Thainá Cristina de Souza da Cruz, 20, Natal (RN)

"Por ser evangélica, tenho uma vida um pouco diferente da maioria dos meus amigos. A primeira coisa é que não saio como eles, vou de casa para o colégio e vice-versa. Por causa disso, já fui chamada de antissocial, muitos dizem que sou desconectada do mundo, que sou calada, que só falo com as meninas da igreja. Tudo o que faço é em nome da minha fé. Já tive vontade de fazer coisas que não posso, como ouvir música do mundo, ver TV, usar blusa regata ou maquiagem, mas tenho um propósito mais forte para seguir as minhas convicções.

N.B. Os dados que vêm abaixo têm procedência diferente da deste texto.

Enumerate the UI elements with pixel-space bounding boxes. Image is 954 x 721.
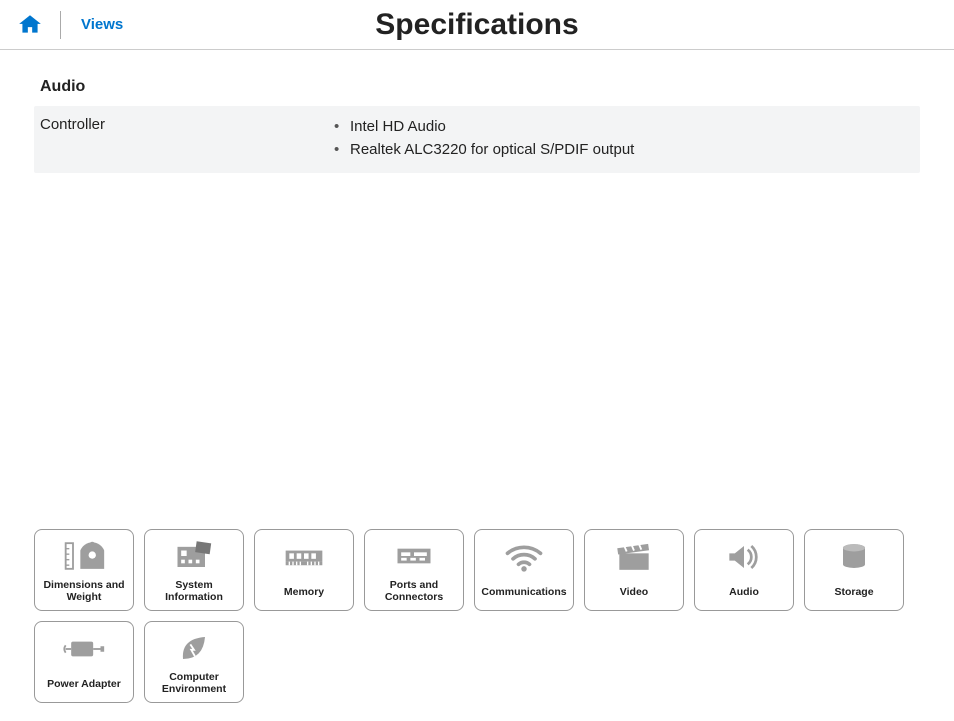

Há sete anos, conheci um garoto da minha igreja, filho de pastor. Nós nos apaixonamos. Como nos guardamos, acabamos casando cedo, aos 18 anos, e hoje já temos uma filha. Sei que a maioria das garotas da minha idade ainda não tem uma família, mas sou feliz assim."

Cauan Silva, 12, Recife (PE)

"Meus pais são cristãos e conheci o Islã estudando história. Decidi por conta própria virar muçulmano há quatro meses. Isso mudou muito a minha vida. Conheci pela internet os jovens muçulmanos com quem converso, Meus amigos não religiosos e os que têm outra crença praticamente pararam de falar comigo. Não me chamam para nada, nem mesmo para praticar esportes. E isso eu posso fazer, desde que não sejam modalidades violentas. Essa mudança me chateou. No começo, sofri muito, agora acostumei. Meu interesse principal é seguir todas as leis que conheço e as que estou aprendendo na religião. Eu me concentro muito no momento das minhas orações, faço minhas preces em casa e, quando há uma comemoração na mesquita, meus pais me levam, sempre que possível."

Ana Federige, 16, Ribeirão Pires (SP)

"Sou evangélica e na minha religião não me proíbem de nada. Por outro lado, sei que preciso ter respeito, comigo mesma e com os outros. Então, não faço coisas que muitos jovens fazem, como beber e ficar com garotos. Também não uso roupa curta nem decote, mas ninguém me obrigou. Na verdade, além de frequentar a igreja, trabalho lá, então, minha responsabilidade é maior, preciso dar o exemplo. Na comunidade fora da igreja, não participo de festas que são focadas na adoração de santos, como festas juninas, justamente por não crer em santos. Ainda assim, posso dizer que tenho uma boa convivência com quem não é da minha religião, apenas não saímos juntos, pois pensamos diferente."